Days after it was criticised for backtracking on its election promise to bring back black money stashed abroad, the Modi government on Monday named seven persons and a company facing prosecution for keeping illegal wealth in foreign banks.
The much-awaited list did not include names of any politician, but more disclosures are possible if the government finds evidence of illegality in any of the nearly 800 accounts whose details were handed over to it by French and German authorities.
Those named in a government affidavit are Pradip Burman of the Dabur group, Rajkot-based bullion trader Pankaj Chimanlal Lodhya and directors of Goa-based mining company Timblo Private Limited — Radha Satish Timblo, Chetan S Timblo, Rohan S Timblo, Anna C Timblo and Mallika R Timblo. Timblo Private Limited, a firm identified by Association for Democratic Reforms as a donor to both the BJP and the Congress, was also named.
Dabur said that Pradip Burman’s account was opened when he was a non-resident Indian, Lodhya denied having a foreign bank account, and Radha Timblo said she needed to study the affidavit before reacting.
“The intention of the present government is clear and unambiguous. The government is keen to unearth black money held abroad and for that purpose it will use all diplomatic and legal means and also all investigative agencies to obtain information that can assist in such unearthing,” the Centre said in the affidavit.
Read: BJP calls black money affidavit historic, Cong claims blackmail
The Congress asked the Modi administration to refrain from “political titillation and playing games”, calling for disclosure of names of all those who had illicit money abroad.
Monday’s affidavit was filed by the income tax (I-T) department in response to a public interest petition filed by former law minister Ram Jethmalani in 2009 seeking that the government take action to bring back India’s black money, estimated by some at nearly $500 billion.
Read: Govt trying to protect politicians, businessmen, says Ram Jethmalani
A special bench headed by Chief Justice of India HL Dattu will hear the black money case on Tuesday. The government is seeking that the court modify an earlier order insisting that all names be revealed; its view is that names should be disclosed only after prosecution is launched against the tax evaders.
The affidavit said that the prosecution against Burman began after the government received information against him from French authorities. It was silent on the sources of information on the others.
The government also informed the court that Switzerland had assured its cooperation, including reaching a treaty on automatic exchange of information with India. It said Swiss authorities had agreed to assist India in obtaining confirmation of genuineness of bank documents.
HT had on last Wednesday reported the Centre was likely to tell the apex court names of people against whom strong evidence exists of stashing away black money in Swiss banks.
Prime Minister Narendra Modi's government is moving fast to repatriate hundreds of billions of dollars in slush funds or black money stashed abroad, as part of a wider clampdown on corruption that he promised during his election campaign.
The government is building pressure particularly on Switzerland, seeking details of Indians who have parked unaccounted for money in the Alpine country's highly secretive banks. It has quickly implemented a Supreme Court directive to set up a high-powered special investigation team, headed by retired judge MB Shah, to look into the issue.
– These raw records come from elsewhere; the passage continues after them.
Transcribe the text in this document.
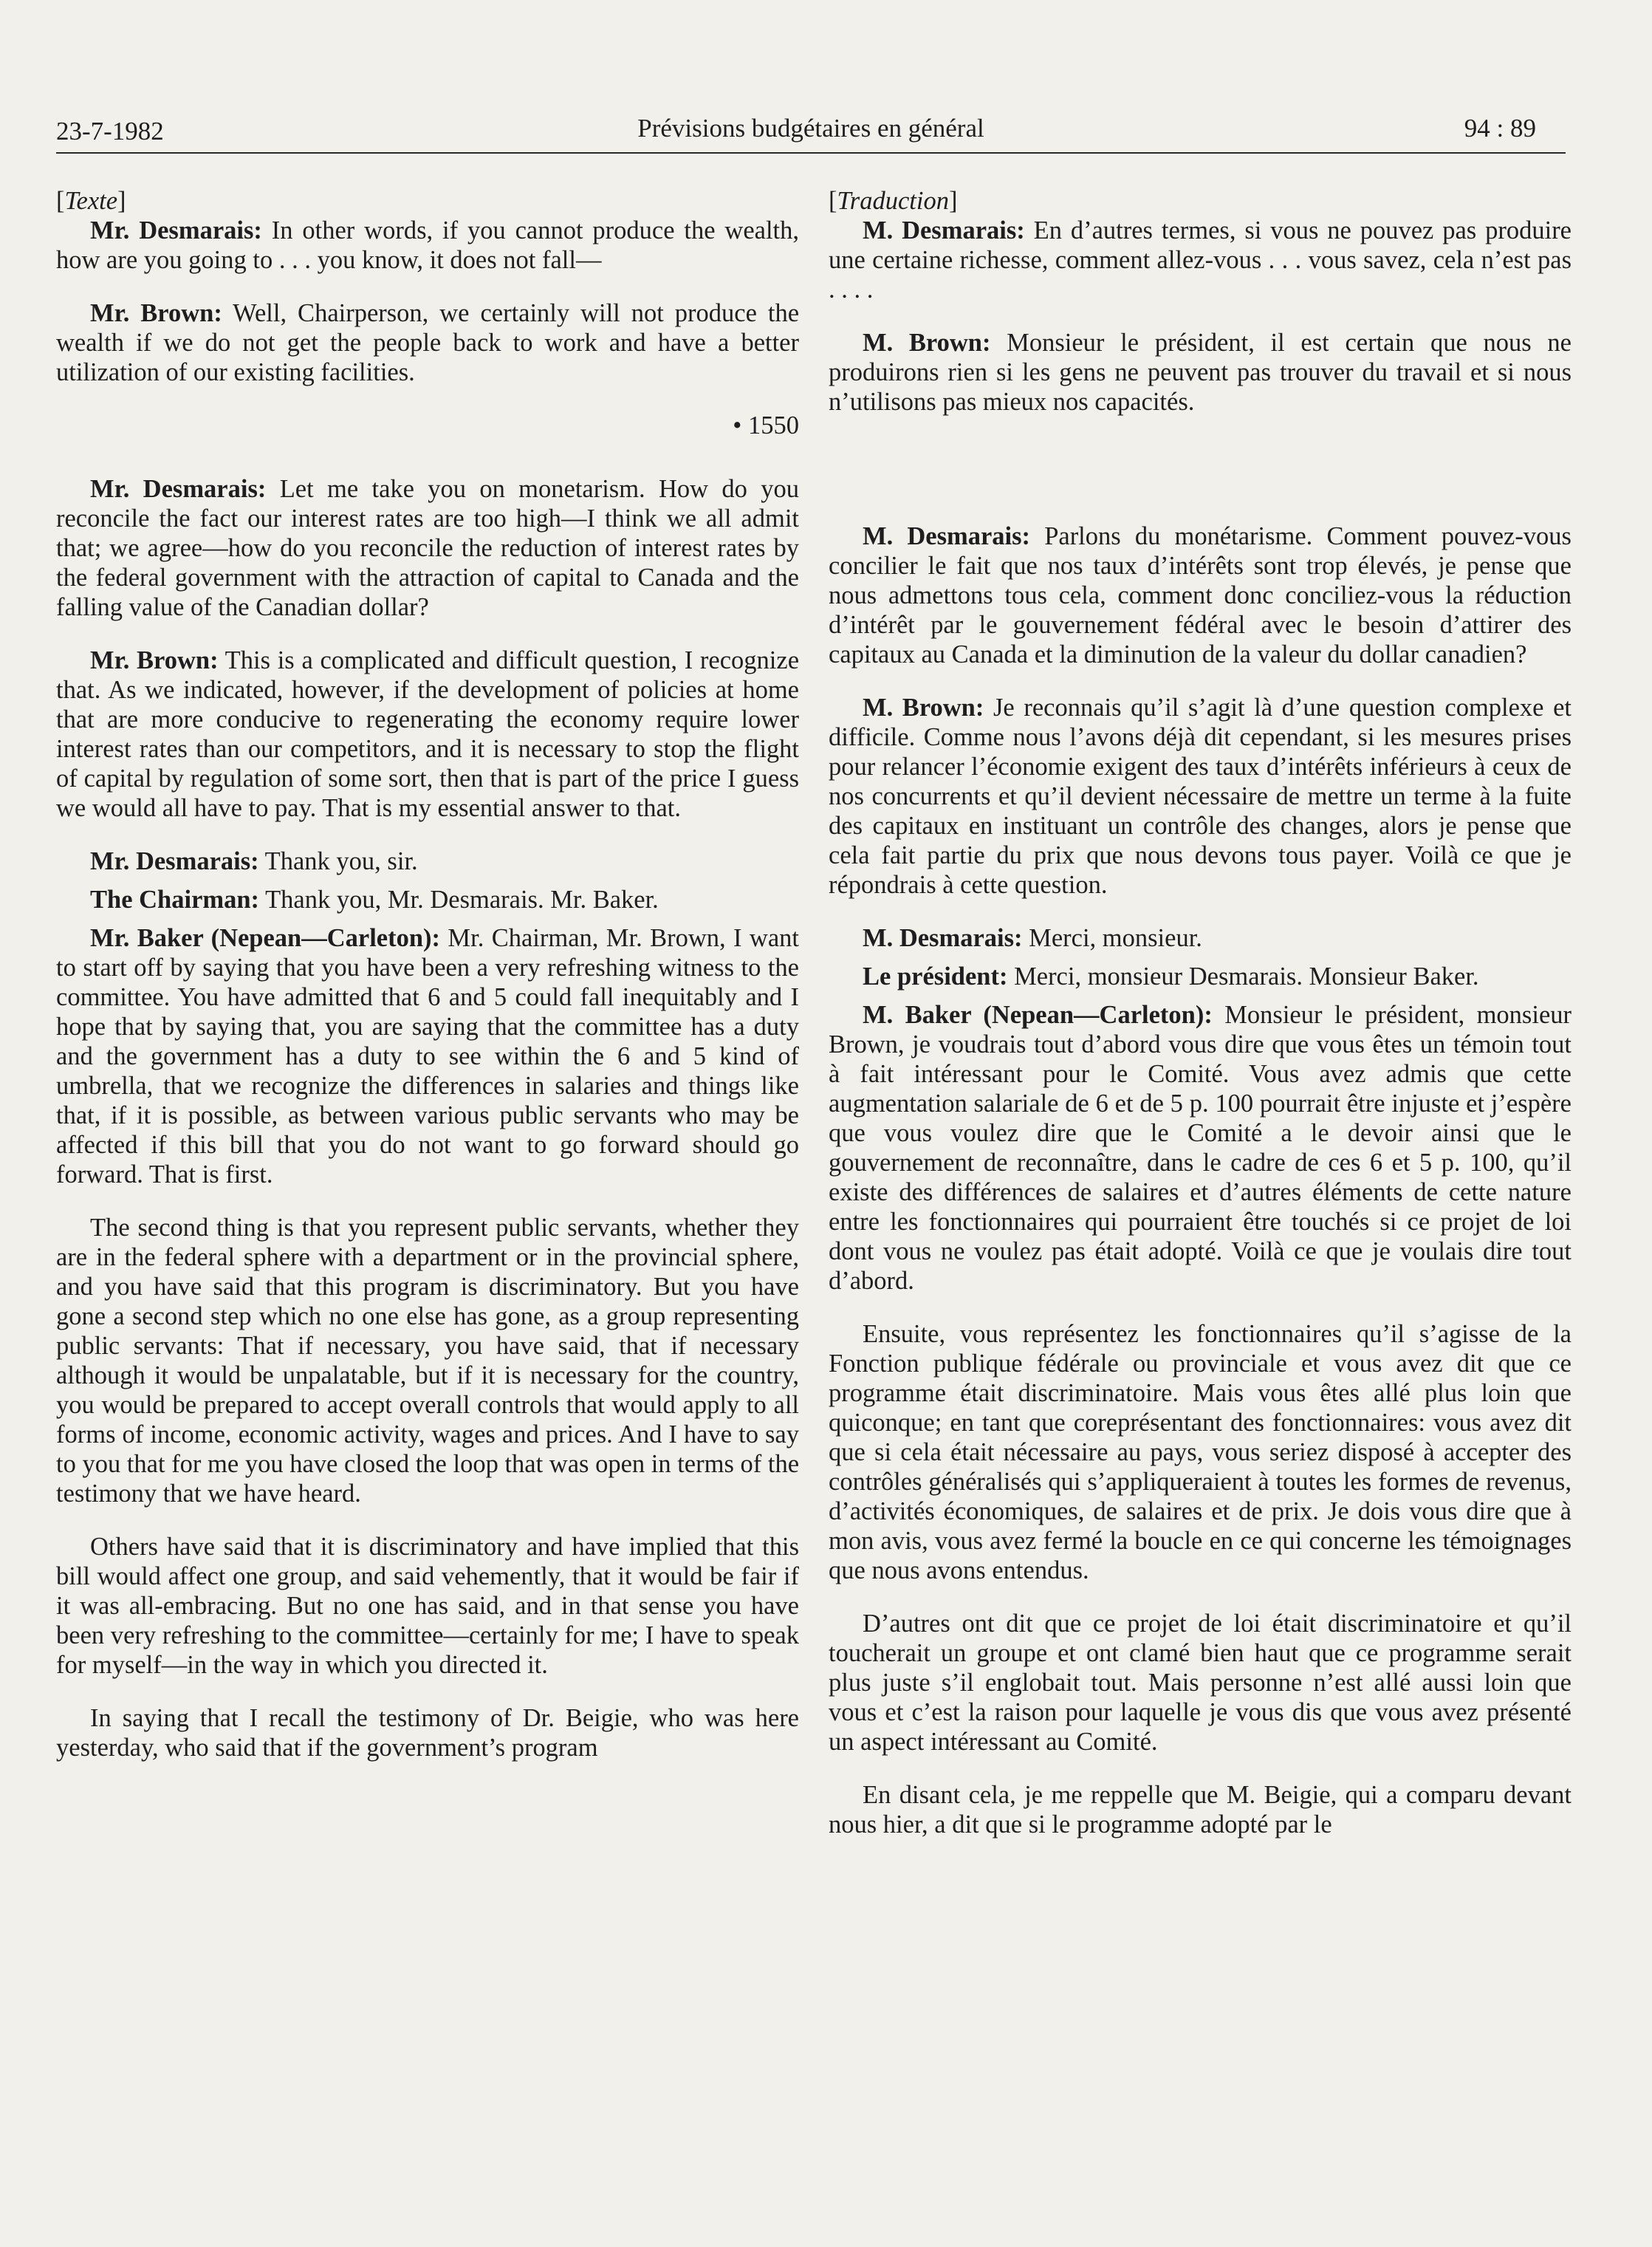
23-7-1982	Prévisions budgétaires en général	94 : 89

[Texte]

Mr. Desmarais: In other words, if you cannot produce the wealth, how are you going to . . . you know, it does not fall—

Mr. Brown: Well, Chairperson, we certainly will not produce the wealth if we do not get the people back to work and have a better utilization of our existing facilities.

• 1550

Mr. Desmarais: Let me take you on monetarism. How do you reconcile the fact our interest rates are too high—I think we all admit that; we agree—how do you reconcile the reduction of interest rates by the federal government with the attraction of capital to Canada and the falling value of the Canadian dollar?

Mr. Brown: This is a complicated and difficult question, I recognize that. As we indicated, however, if the development of policies at home that are more conducive to regenerating the economy require lower interest rates than our competitors, and it is necessary to stop the flight of capital by regulation of some sort, then that is part of the price I guess we would all have to pay. That is my essential answer to that.

Mr. Desmarais: Thank you, sir.

The Chairman: Thank you, Mr. Desmarais. Mr. Baker.

Mr. Baker (Nepean—Carleton): Mr. Chairman, Mr. Brown, I want to start off by saying that you have been a very refreshing witness to the committee. You have admitted that 6 and 5 could fall inequitably and I hope that by saying that, you are saying that the committee has a duty and the government has a duty to see within the 6 and 5 kind of umbrella, that we recognize the differences in salaries and things like that, if it is possible, as between various public servants who may be affected if this bill that you do not want to go forward should go forward. That is first.

The second thing is that you represent public servants, whether they are in the federal sphere with a department or in the provincial sphere, and you have said that this program is discriminatory. But you have gone a second step which no one else has gone, as a group representing public servants: That if necessary, you have said, that if necessary although it would be unpalatable, but if it is necessary for the country, you would be prepared to accept overall controls that would apply to all forms of income, economic activity, wages and prices. And I have to say to you that for me you have closed the loop that was open in terms of the testimony that we have heard.

Others have said that it is discriminatory and have implied that this bill would affect one group, and said vehemently, that it would be fair if it was all-embracing. But no one has said, and in that sense you have been very refreshing to the committee—certainly for me; I have to speak for myself—in the way in which you directed it.

In saying that I recall the testimony of Dr. Beigie, who was here yesterday, who said that if the government’s program

[Traduction]

M. Desmarais: En d’autres termes, si vous ne pouvez pas produire une certaine richesse, comment allez-vous . . . vous savez, cela n’est pas . . . .

M. Brown: Monsieur le président, il est certain que nous ne produirons rien si les gens ne peuvent pas trouver du travail et si nous n’utilisons pas mieux nos capacités.

M. Desmarais: Parlons du monétarisme. Comment pouvez-vous concilier le fait que nos taux d’intérêts sont trop élevés, je pense que nous admettons tous cela, comment donc conciliez-vous la réduction d’intérêt par le gouvernement fédéral avec le besoin d’attirer des capitaux au Canada et la diminution de la valeur du dollar canadien?

M. Brown: Je reconnais qu’il s’agit là d’une question complexe et difficile. Comme nous l’avons déjà dit cependant, si les mesures prises pour relancer l’économie exigent des taux d’intérêts inférieurs à ceux de nos concurrents et qu’il devient nécessaire de mettre un terme à la fuite des capitaux en instituant un contrôle des changes, alors je pense que cela fait partie du prix que nous devons tous payer. Voilà ce que je répondrais à cette question.

M. Desmarais: Merci, monsieur.

Le président: Merci, monsieur Desmarais. Monsieur Baker.

M. Baker (Nepean—Carleton): Monsieur le président, monsieur Brown, je voudrais tout d’abord vous dire que vous êtes un témoin tout à fait intéressant pour le Comité. Vous avez admis que cette augmentation salariale de 6 et de 5 p. 100 pourrait être injuste et j’espère que vous voulez dire que le Comité a le devoir ainsi que le gouvernement de reconnaître, dans le cadre de ces 6 et 5 p. 100, qu’il existe des différences de salaires et d’autres éléments de cette nature entre les fonctionnaires qui pourraient être touchés si ce projet de loi dont vous ne voulez pas était adopté. Voilà ce que je voulais dire tout d’abord.

Ensuite, vous représentez les fonctionnaires qu’il s’agisse de la Fonction publique fédérale ou provinciale et vous avez dit que ce programme était discriminatoire. Mais vous êtes allé plus loin que quiconque; en tant que coreprésentant des fonctionnaires: vous avez dit que si cela était nécessaire au pays, vous seriez disposé à accepter des contrôles généralisés qui s’appliqueraient à toutes les formes de revenus, d’activités économiques, de salaires et de prix. Je dois vous dire que à mon avis, vous avez fermé la boucle en ce qui concerne les témoignages que nous avons entendus.

D’autres ont dit que ce projet de loi était discriminatoire et qu’il toucherait un groupe et ont clamé bien haut que ce programme serait plus juste s’il englobait tout. Mais personne n’est allé aussi loin que vous et c’est la raison pour laquelle je vous dis que vous avez présenté un aspect intéressant au Comité.

En disant cela, je me reppelle que M. Beigie, qui a comparu devant nous hier, a dit que si le programme adopté par le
Black money arises mainly from incomes not disclosed to the government usually to avoid taxation, and, sometimes, because of its criminal links. About a third of India's black money transactions are believed to be in real estate, followed by manufacturing and shopping for gold and consumer goods.
According to PTI, the Union government told the apex court that Switzerland had indicated willingness to provide information on black money in cases probed by the income tax department.
Information received from foreign countries will be disclosed in all cases where tax evasion is established, the government said.
Even though the government pointed out that it had no intention to withhold names of people who have stashed black money, it also said such names could not be disclosed unless there was prima facie evidence of wrongdoing.
The Centre also noted that every foreign account held by an Indian may not be illegal.
Earlier, the Bharatiya Janata Party (BJP) government had told the Supreme Court that it could not disclose the names of those who have deposited money in banks abroad as this would jeopardise tax agreements with nations providing those names to India.
There were murmurs of protest within the ruling BJP that not disclosing names would hurt the party's image after it had made bringing back black money, a key issue in a general election that it won by a landslide. The Centre's stand also drew a strong response from the Congress, which accused it of hypocrisy.
Turning the tables on the Congress, finance minister Arun Jaitley had recently said the disclosing of names of people holding black money accounts will embarrass the opposition party.
The previous UPA government had submitted the names of 18 persons who had illegally stashed away money in Liechtenstein to the Supreme Court.
It had come under flak after it opposed the Supreme Court’s direction to set-up a special investigation team (SIT) and its review petition against the court’s verdict was dismissed. The SIT was finally set up by the Modi government within days of its taking over at the Centre.